The bird was nonplussed by the Bottacelli vision of my sister emerging from the shower. The reciprocal –– less so. My sister found the pearly-white creature creepy and unsettling in her personal space, but it was unmistakably a bird of peace, so we put out a dish of water, scattered some crumbs on the patio, and shooed it back outdoors.
The next morning, the dove barged through the door cooing. It waddled straight to her bedroom and hopped onto the pile of blankets covering my sister. "Well, F-ing-A Tweetie," my sister said.
We had a propensity to speak the intensifying phrase "F-ing-A" in a John Wayne accent that year. The sobriquet "Pilgrim" was also heard rather more frequently than one might have wished.

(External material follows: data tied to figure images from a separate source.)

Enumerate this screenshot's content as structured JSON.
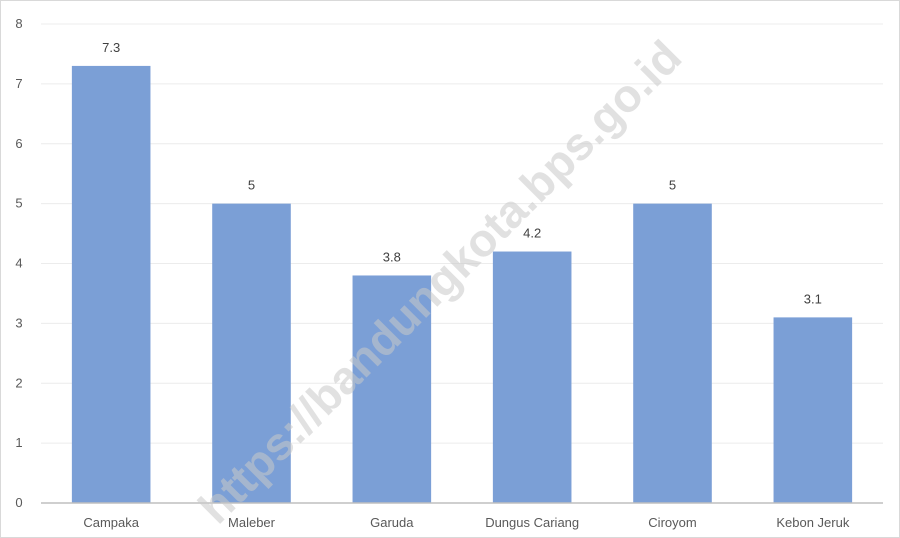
{
  "chart_data": {
    "type": "bar",
    "title": "",
    "xlabel": "",
    "ylabel": "",
    "categories": [
      "Campaka",
      "Maleber",
      "Garuda",
      "Dungus Cariang",
      "Ciroyom",
      "Kebon Jeruk"
    ],
    "values": [
      7.3,
      5,
      3.8,
      4.2,
      5,
      3.1
    ],
    "value_labels": [
      "7.3",
      "5",
      "3.8",
      "4.2",
      "5",
      "3.1"
    ],
    "ylim": [
      0,
      8
    ],
    "yticks": [
      "0",
      "1",
      "2",
      "3",
      "4",
      "5",
      "6",
      "7",
      "8"
    ],
    "grid": true,
    "legend": "none"
  },
  "colors": {
    "bar": "#7b9fd6",
    "gridline": "#ececec",
    "axis": "#bfbfbf"
  },
  "watermark": {
    "text": "https://bandungkota.bps.go.id"
  }
}
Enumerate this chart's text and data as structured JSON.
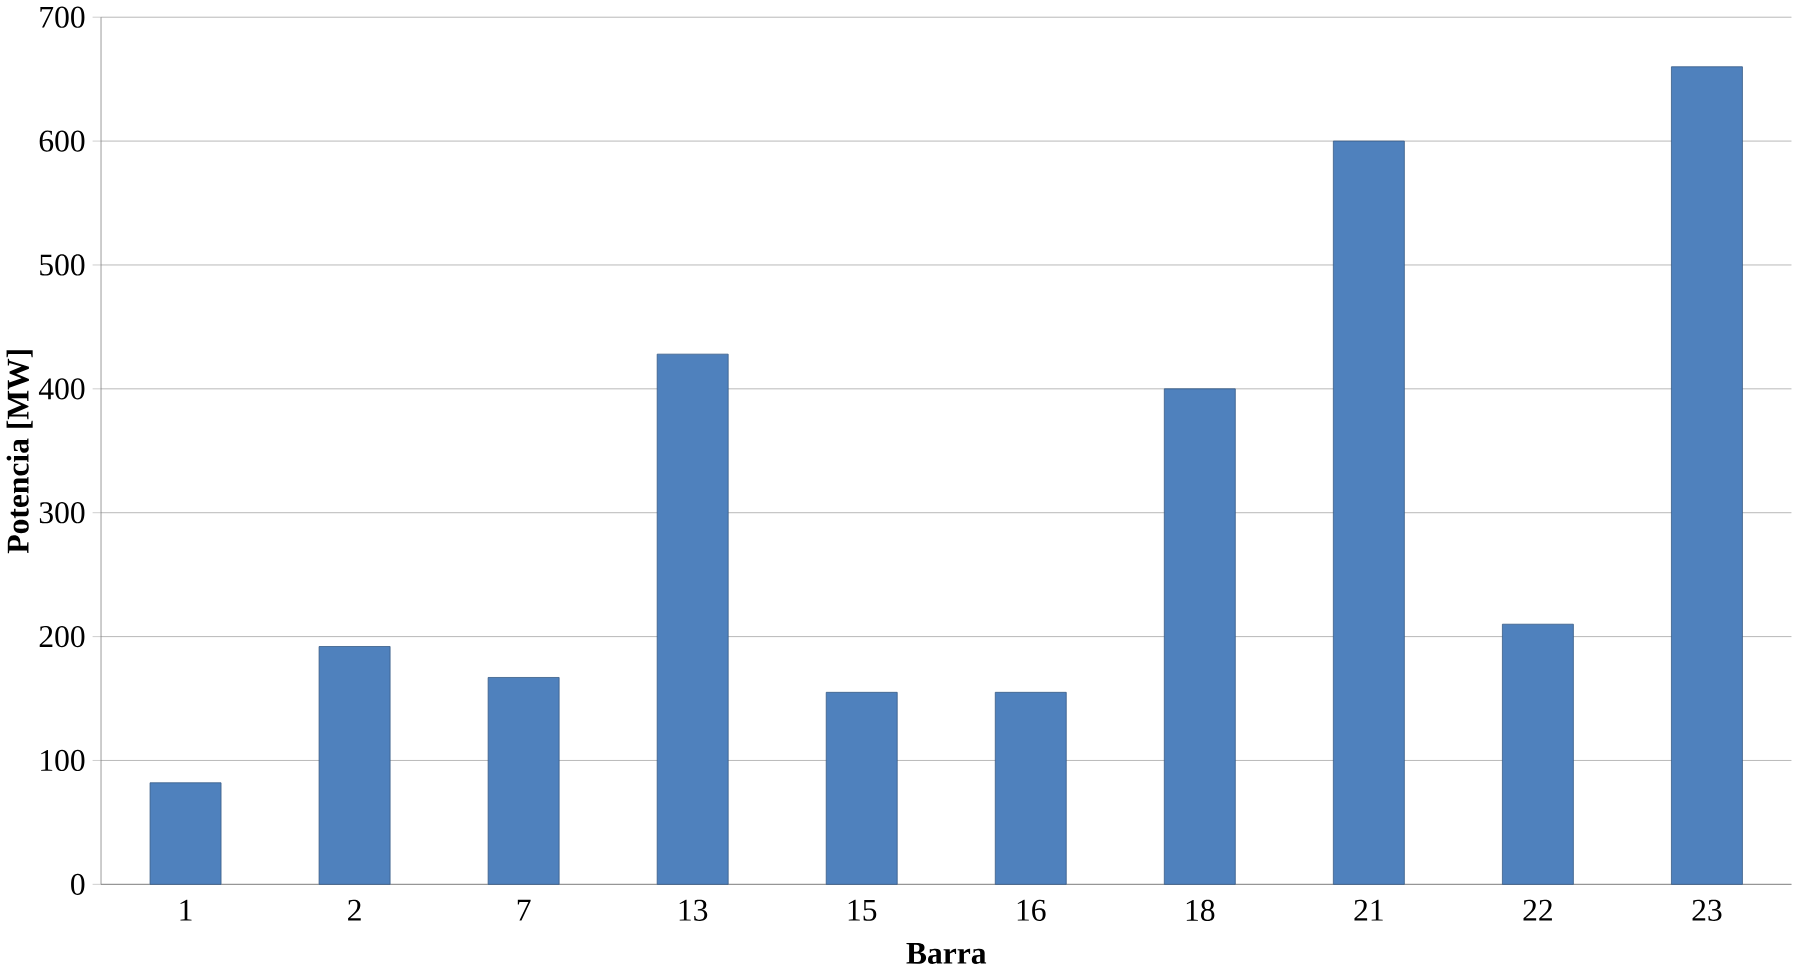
{
  "chart_data": {
    "type": "bar",
    "xlabel": "Barra",
    "ylabel": "Potencia [MW]",
    "categories": [
      "1",
      "2",
      "7",
      "13",
      "15",
      "16",
      "18",
      "21",
      "22",
      "23"
    ],
    "values": [
      82,
      192,
      167,
      428,
      155,
      155,
      400,
      600,
      210,
      660
    ],
    "color": "#4f81bd",
    "ylim": [
      0,
      700
    ],
    "yticks": [
      0,
      100,
      200,
      300,
      400,
      500,
      600,
      700
    ],
    "grid": "y"
  }
}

The bird fluffed its feathers and settled more comfortably onto the hump of blankets.
"F-ing-A Tweetie," my sister said. "A Christmas miracle."
F-ing-A-Tweetie lived with us for a week, during the cold snap of that Christmas season. Quite tame, the bird suffered itself to be handled and was happy to settle on the back of the couch when we watched television. It was not banded, though it must have been someone's pet. Unless it truly was a Christmas miracle.
At the turning of the year –– by the Festival of the Epiphany, say –– the visitation ended. Day dawned, and no cooing and no stomping around the house. Then another day and no bird, and another. We hoped that F-ing A Tweetie hadn't been eaten or blown into the Gulf, but that might have been too miraculous to hope for a bird of peace flying around in the world.